The focus of this Article is the creation and maintenance of a jobsite environment and culture of safety designed to meet or exceed Federal, State, and local safety requirements. This Article does not address specific provisions of law. Rather, it is the intent of the author to generally define policies designed to encourage and enhance a workplace safety culture.
WHO’S RESPONSIBLE FOR SAFETY?
Identifying those persons responsible for safety and recognizing this obligation is very important, critical to creating and maintaining a culture of safety.
The Contractor Has a Legal Responsibility for Providing a Safe Workplace.
Project managers, supervisors, foremen, etc., are responsible for the day to day jobsite safety.
Safety representative(s) should be designated to monitor the success of the overall safety process.
What is the Responsibility of the Employee?
Each Employee is primarily responsible for following the safety policies and procedures established by the Contractor.
WHO IS RESPONSIBLE FOR OSHA VIOLATIONS?
In the event of an accident involving an OSHA violation, or identification of an OSHA violation on a jobsite, it is important to be prepared to properly respond to an OSHA investigation.
Be Prepared to Answer the Following Questions:
Who created the hazard?
Whose employees were exposed?
Who was responsible for correcting the hazard?
Who was responsible for controlling the hazard?
STRATEGIES FOR MAINTAINING SITE SAFETY
Planning ahead and maintaining strict discipline in enforcing safety programs and policies is very important.
Senior Management’s Responsibility:
Assumes Primary Responsibility for the Safety Program
Establishes a Safety Philosophy
Develops Safety Policies and Procedures
Establishes Safety Goals and Objectives
Gives Safety Authority and Accountability to Supervisors
Holds the Management/Supervisor Team Responsible for Employee Safety
Creates an Expectation for Employees to Follow Safety Policies and Procedures
Toolbox Safety Briefings – Conduct Them Formally and Make Them Important to Each Employee
Formal Safety Training Should be Detailed, Thorough, and Relevant
On the Job Training Should be Monitored
All Employees Should Understand the Safety Training or Message
ALL Training Should be Documented
ESTABLISH A SAFETY CULTURE
Competent supervision is very important in developing a culture of safety.
Legally Responsible for Workplace Safety
Team’s Safety Must be Top Priority
Each Shift Should Begin with a Safety Message
ALL Safety Concerns Raised Should be Addressed
EVERYONE on the jobsite Must Understand and Follow the Safety Rules
Any safety program should include a strictly enforced site inspection and hazard assessment program strictly adhered to on a daily basis and contemporaneously documented.

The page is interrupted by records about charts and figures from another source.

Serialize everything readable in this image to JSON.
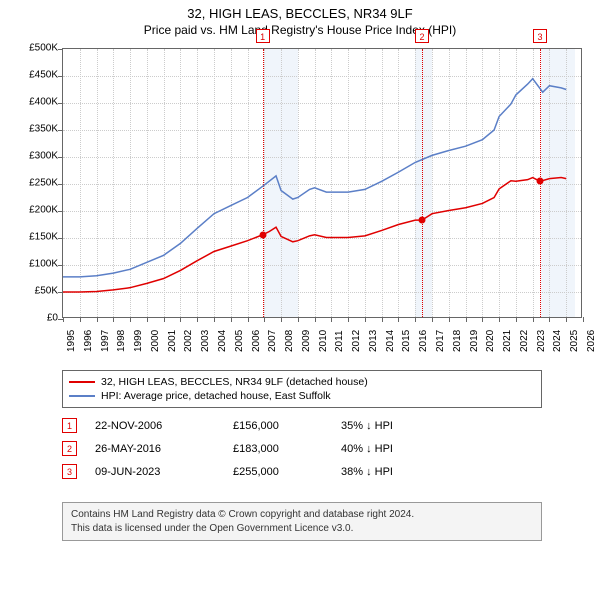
{
  "title_line1": "32, HIGH LEAS, BECCLES, NR34 9LF",
  "title_line2": "Price paid vs. HM Land Registry's House Price Index (HPI)",
  "chart": {
    "type": "line",
    "background_color": "#ffffff",
    "grid_color": "#cccccc",
    "border_color": "#666666",
    "x_min": 1995,
    "x_max": 2026,
    "y_min": 0,
    "y_max": 500000,
    "y_ticks": [
      0,
      50000,
      100000,
      150000,
      200000,
      250000,
      300000,
      350000,
      400000,
      450000,
      500000
    ],
    "y_tick_labels": [
      "£0",
      "£50K",
      "£100K",
      "£150K",
      "£200K",
      "£250K",
      "£300K",
      "£350K",
      "£400K",
      "£450K",
      "£500K"
    ],
    "x_ticks": [
      1995,
      1996,
      1997,
      1998,
      1999,
      2000,
      2001,
      2002,
      2003,
      2004,
      2005,
      2006,
      2007,
      2008,
      2009,
      2010,
      2011,
      2012,
      2013,
      2014,
      2015,
      2016,
      2017,
      2018,
      2019,
      2020,
      2021,
      2022,
      2023,
      2024,
      2025,
      2026
    ],
    "y_label_fontsize": 10,
    "x_label_fontsize": 10,
    "line_width": 1.5,
    "shade_color": "#e6eef9",
    "shade_regions": [
      [
        2007,
        2009
      ],
      [
        2016,
        2017
      ],
      [
        2023.5,
        2025.5
      ]
    ],
    "series": [
      {
        "name": "hpi",
        "color": "#5b7fc7",
        "label": "HPI: Average price, detached house, East Suffolk",
        "points": [
          [
            1995,
            78000
          ],
          [
            1996,
            78000
          ],
          [
            1997,
            80000
          ],
          [
            1998,
            85000
          ],
          [
            1999,
            92000
          ],
          [
            2000,
            105000
          ],
          [
            2001,
            118000
          ],
          [
            2002,
            140000
          ],
          [
            2003,
            168000
          ],
          [
            2004,
            195000
          ],
          [
            2005,
            210000
          ],
          [
            2006,
            225000
          ],
          [
            2007,
            248000
          ],
          [
            2007.7,
            265000
          ],
          [
            2008,
            238000
          ],
          [
            2008.7,
            222000
          ],
          [
            2009,
            225000
          ],
          [
            2009.7,
            240000
          ],
          [
            2010,
            243000
          ],
          [
            2010.7,
            235000
          ],
          [
            2011,
            235000
          ],
          [
            2012,
            235000
          ],
          [
            2013,
            240000
          ],
          [
            2014,
            255000
          ],
          [
            2015,
            272000
          ],
          [
            2016,
            290000
          ],
          [
            2017,
            303000
          ],
          [
            2018,
            312000
          ],
          [
            2019,
            320000
          ],
          [
            2020,
            332000
          ],
          [
            2020.7,
            350000
          ],
          [
            2021,
            375000
          ],
          [
            2021.7,
            398000
          ],
          [
            2022,
            415000
          ],
          [
            2022.7,
            435000
          ],
          [
            2023,
            445000
          ],
          [
            2023.6,
            420000
          ],
          [
            2024,
            432000
          ],
          [
            2024.7,
            428000
          ],
          [
            2025,
            425000
          ]
        ]
      },
      {
        "name": "property",
        "color": "#e00000",
        "label": "32, HIGH LEAS, BECCLES, NR34 9LF (detached house)",
        "points": [
          [
            1995,
            50000
          ],
          [
            1996,
            50000
          ],
          [
            1997,
            51000
          ],
          [
            1998,
            54000
          ],
          [
            1999,
            58000
          ],
          [
            2000,
            66000
          ],
          [
            2001,
            75000
          ],
          [
            2002,
            90000
          ],
          [
            2003,
            108000
          ],
          [
            2004,
            125000
          ],
          [
            2005,
            135000
          ],
          [
            2006,
            145000
          ],
          [
            2006.9,
            156000
          ],
          [
            2007.3,
            162000
          ],
          [
            2007.7,
            170000
          ],
          [
            2008,
            153000
          ],
          [
            2008.7,
            143000
          ],
          [
            2009,
            145000
          ],
          [
            2009.7,
            154000
          ],
          [
            2010,
            156000
          ],
          [
            2010.7,
            151000
          ],
          [
            2011,
            151000
          ],
          [
            2012,
            151000
          ],
          [
            2013,
            154000
          ],
          [
            2014,
            164000
          ],
          [
            2015,
            175000
          ],
          [
            2016,
            183000
          ],
          [
            2016.4,
            183000
          ],
          [
            2017,
            195000
          ],
          [
            2018,
            201000
          ],
          [
            2019,
            206000
          ],
          [
            2020,
            214000
          ],
          [
            2020.7,
            225000
          ],
          [
            2021,
            241000
          ],
          [
            2021.7,
            256000
          ],
          [
            2022,
            255000
          ],
          [
            2022.7,
            258000
          ],
          [
            2023,
            262000
          ],
          [
            2023.44,
            255000
          ],
          [
            2024,
            260000
          ],
          [
            2024.7,
            262000
          ],
          [
            2025,
            260000
          ]
        ]
      }
    ],
    "markers": [
      {
        "n": "1",
        "x": 2006.9,
        "y": 156000,
        "dot_color": "#e00000"
      },
      {
        "n": "2",
        "x": 2016.4,
        "y": 183000,
        "dot_color": "#e00000"
      },
      {
        "n": "3",
        "x": 2023.44,
        "y": 255000,
        "dot_color": "#e00000"
      }
    ],
    "marker_line_color": "#e00000",
    "marker_box_border": "#e00000"
  },
  "legend": {
    "items": [
      {
        "color": "#e00000",
        "label": "32, HIGH LEAS, BECCLES, NR34 9LF (detached house)"
      },
      {
        "color": "#5b7fc7",
        "label": "HPI: Average price, detached house, East Suffolk"
      }
    ]
  },
  "transactions": [
    {
      "n": "1",
      "date": "22-NOV-2006",
      "price": "£156,000",
      "diff": "35% ↓ HPI"
    },
    {
      "n": "2",
      "date": "26-MAY-2016",
      "price": "£183,000",
      "diff": "40% ↓ HPI"
    },
    {
      "n": "3",
      "date": "09-JUN-2023",
      "price": "£255,000",
      "diff": "38% ↓ HPI"
    }
  ],
  "footer_line1": "Contains HM Land Registry data © Crown copyright and database right 2024.",
  "footer_line2": "This data is licensed under the Open Government Licence v3.0."
}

Site Inspection/Hazard Assessment:
Identify, Assess and Control Safety and Health Hazards
Ensure Worksite Safety Inspections are Performed Daily
Formal Inspections (written checklist)
Informal Inspections (visual)
Results Should be Shared Immediately with the Foremen and/or Employees
Immediate Action to Correct any Unsafe Condition or Behavior Should be Taken
Employees Should be Encouraged to Report Unsafe Conditions or Acts
(Never Shoot the Messenger)
Tools and Equipment Should be Inspected Before Each Use
ESTABLISH A SAFETY INCIDENT PROCESS
Listen to Employee Concerns
Actively Investigate All Incidents, Accidents, or Near Misses
Employees Should be Provided “Stop Work Authority”
ESTABLISH A FEEDBACK PROCESS
Give Recognition for Feedback
Be Specific When Praising an Employee for Feedback
Give Praise Publicly, but Give Criticism in Private
Every jobsite can be a safe site. However, a failure to plan is a plan for failure. Safety on the jobsite starts well before the appearance of the Contractor on the site. Creating safety programs strictly enforced by knowledgeable supervisors on the site will go far to make accidents and work interruptions less frequent, resulting in substantially increased productivity.